I blame everything on the month at this time of year… it was January’s fault that my Zoom stopped working. An exercise Zoom scheduled with friends, I was a gray rectangle…a meeting with clients, still a gray void. Following advice from online geniuses (try restarting the computer) I got the camera working again…and there I was…upside down and silhouetted in space.

This is Major Tom to Ground ControlI’m stepping through the door…And I’m floating in a most peculiar way…And the stars look very different today…

Thinking about David Bowie, sigh…he died in January…of course he did.

January, means a plethora of annual doctor appointments for me. Scheduled with a why not, there is nothing else going on attitude. Doctors investigating every orifice of my body…for a month straight…not the best plan. My mouth has a temporary crown, my right breast has been abused by numerous sonogram machines, and the rest I will just keep to myself.

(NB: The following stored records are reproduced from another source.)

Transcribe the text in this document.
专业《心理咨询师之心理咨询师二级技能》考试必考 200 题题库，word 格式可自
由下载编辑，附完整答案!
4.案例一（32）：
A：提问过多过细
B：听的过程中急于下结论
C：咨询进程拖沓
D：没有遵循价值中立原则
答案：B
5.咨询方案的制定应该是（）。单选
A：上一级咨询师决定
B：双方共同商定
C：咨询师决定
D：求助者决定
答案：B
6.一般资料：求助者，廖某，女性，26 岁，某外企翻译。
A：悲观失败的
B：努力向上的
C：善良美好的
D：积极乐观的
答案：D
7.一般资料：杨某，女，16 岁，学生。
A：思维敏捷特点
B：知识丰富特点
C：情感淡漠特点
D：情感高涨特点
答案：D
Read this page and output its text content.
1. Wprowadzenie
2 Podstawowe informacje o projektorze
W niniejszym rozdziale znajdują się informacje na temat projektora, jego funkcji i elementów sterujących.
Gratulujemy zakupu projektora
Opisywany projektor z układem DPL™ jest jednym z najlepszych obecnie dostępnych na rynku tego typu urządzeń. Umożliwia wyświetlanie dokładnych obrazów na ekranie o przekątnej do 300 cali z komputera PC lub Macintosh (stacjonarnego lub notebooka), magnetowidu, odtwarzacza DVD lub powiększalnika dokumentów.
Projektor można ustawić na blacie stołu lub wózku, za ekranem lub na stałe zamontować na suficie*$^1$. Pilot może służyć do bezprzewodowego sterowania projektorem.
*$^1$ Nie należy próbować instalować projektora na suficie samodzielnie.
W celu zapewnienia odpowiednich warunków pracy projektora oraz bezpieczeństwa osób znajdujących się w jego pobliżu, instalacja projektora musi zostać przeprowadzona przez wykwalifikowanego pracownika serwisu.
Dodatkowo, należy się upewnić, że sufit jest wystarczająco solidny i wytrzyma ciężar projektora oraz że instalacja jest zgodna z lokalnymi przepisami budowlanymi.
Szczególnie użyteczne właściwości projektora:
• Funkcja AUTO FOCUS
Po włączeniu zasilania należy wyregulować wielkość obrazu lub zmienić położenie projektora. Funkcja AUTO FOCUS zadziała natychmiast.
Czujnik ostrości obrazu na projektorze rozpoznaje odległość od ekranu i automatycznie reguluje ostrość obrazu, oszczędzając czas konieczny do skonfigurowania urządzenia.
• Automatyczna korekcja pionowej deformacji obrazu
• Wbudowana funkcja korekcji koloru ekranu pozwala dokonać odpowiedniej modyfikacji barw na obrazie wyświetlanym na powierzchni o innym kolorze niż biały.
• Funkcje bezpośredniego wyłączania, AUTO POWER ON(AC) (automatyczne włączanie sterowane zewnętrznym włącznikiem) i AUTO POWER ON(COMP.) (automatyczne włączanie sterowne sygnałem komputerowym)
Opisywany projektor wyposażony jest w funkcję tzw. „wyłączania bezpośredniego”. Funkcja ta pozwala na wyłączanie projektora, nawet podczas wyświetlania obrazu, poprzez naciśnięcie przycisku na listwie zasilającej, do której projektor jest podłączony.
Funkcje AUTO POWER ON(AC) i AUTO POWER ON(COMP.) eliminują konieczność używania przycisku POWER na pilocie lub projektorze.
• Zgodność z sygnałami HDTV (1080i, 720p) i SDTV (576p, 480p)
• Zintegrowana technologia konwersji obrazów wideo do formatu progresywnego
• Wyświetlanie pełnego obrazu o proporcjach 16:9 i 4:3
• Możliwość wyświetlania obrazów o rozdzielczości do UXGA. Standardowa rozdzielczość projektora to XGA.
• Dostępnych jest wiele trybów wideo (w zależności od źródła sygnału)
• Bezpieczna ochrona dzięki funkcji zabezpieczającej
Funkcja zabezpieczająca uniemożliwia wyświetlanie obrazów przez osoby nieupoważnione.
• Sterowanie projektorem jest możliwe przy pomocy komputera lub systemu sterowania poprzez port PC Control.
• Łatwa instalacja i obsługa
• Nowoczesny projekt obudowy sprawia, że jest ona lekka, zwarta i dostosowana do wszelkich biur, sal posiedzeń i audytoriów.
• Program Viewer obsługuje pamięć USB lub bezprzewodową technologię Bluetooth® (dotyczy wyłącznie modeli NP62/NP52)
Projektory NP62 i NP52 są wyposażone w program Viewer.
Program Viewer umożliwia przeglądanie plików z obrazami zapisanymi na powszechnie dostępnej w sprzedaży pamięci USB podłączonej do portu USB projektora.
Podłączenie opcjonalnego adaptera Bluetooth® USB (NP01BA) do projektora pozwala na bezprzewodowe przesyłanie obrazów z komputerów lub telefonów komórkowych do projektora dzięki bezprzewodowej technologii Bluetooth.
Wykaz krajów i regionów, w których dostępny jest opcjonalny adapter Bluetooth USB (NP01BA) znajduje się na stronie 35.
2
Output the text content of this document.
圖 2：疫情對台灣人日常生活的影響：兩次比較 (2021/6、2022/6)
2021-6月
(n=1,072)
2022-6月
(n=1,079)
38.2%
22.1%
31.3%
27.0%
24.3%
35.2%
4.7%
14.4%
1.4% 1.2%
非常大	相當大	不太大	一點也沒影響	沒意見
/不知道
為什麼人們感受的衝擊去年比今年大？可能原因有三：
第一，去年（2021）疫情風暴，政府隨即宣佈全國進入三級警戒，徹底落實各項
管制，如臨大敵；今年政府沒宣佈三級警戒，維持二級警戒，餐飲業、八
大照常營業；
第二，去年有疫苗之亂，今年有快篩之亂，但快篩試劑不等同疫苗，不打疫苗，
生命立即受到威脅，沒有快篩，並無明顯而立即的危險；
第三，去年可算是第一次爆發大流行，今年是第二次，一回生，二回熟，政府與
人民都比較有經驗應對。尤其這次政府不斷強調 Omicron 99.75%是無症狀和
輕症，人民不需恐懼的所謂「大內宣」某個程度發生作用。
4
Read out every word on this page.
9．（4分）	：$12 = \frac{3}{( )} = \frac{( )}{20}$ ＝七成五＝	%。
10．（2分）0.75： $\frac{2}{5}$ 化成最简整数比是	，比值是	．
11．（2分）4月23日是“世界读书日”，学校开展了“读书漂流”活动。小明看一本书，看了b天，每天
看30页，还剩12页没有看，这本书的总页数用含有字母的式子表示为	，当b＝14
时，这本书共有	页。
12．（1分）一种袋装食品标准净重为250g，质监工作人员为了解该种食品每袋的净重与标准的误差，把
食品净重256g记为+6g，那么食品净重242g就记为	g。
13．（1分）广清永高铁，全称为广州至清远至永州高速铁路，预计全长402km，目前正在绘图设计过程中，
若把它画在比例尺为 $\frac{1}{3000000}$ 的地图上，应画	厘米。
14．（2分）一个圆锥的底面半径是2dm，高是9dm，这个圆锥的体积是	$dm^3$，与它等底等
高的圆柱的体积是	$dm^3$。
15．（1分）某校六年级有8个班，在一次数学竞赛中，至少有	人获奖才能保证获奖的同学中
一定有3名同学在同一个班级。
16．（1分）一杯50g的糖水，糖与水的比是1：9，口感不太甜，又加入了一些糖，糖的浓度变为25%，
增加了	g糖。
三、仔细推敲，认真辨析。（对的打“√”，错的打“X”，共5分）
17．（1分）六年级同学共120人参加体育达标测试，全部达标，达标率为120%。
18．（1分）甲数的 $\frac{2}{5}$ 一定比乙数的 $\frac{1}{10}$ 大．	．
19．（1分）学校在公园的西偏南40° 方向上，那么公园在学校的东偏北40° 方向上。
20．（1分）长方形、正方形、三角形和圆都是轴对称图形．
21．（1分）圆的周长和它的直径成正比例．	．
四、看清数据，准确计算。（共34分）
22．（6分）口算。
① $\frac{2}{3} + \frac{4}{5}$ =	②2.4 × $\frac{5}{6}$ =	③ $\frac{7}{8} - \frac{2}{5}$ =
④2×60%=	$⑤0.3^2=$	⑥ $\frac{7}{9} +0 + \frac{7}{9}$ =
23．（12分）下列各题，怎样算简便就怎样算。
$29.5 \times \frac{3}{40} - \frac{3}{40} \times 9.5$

My dentist is a great guy. He and his wife welcome each patient as they arrive. The dog in the waiting room in front of the electric fireplace of “crackling wood”. There is soft recognizable music playing and pictures of their daughters on the mantle. They go out of their way to make everyone feel comfortable. Heaven. Today I looked at the poor man and said, I’m sorry, I hate to be rude but I really don’t want to be here and I need to put in my earphones before you start drilling, the sounds make me so sick, I like YOU but I really really hate being here. Laughing, he told me he has heard it all and has developed a thick skin. I wonder if January knows most people hate it? I wonder if it sends us snow storms in retaliation for our disdain.

Poor January.

With a restart AND a reinstall…Zoom was back and I was no longer floating in space.
That is my slaphappy borderline going insane face, my family knows it well.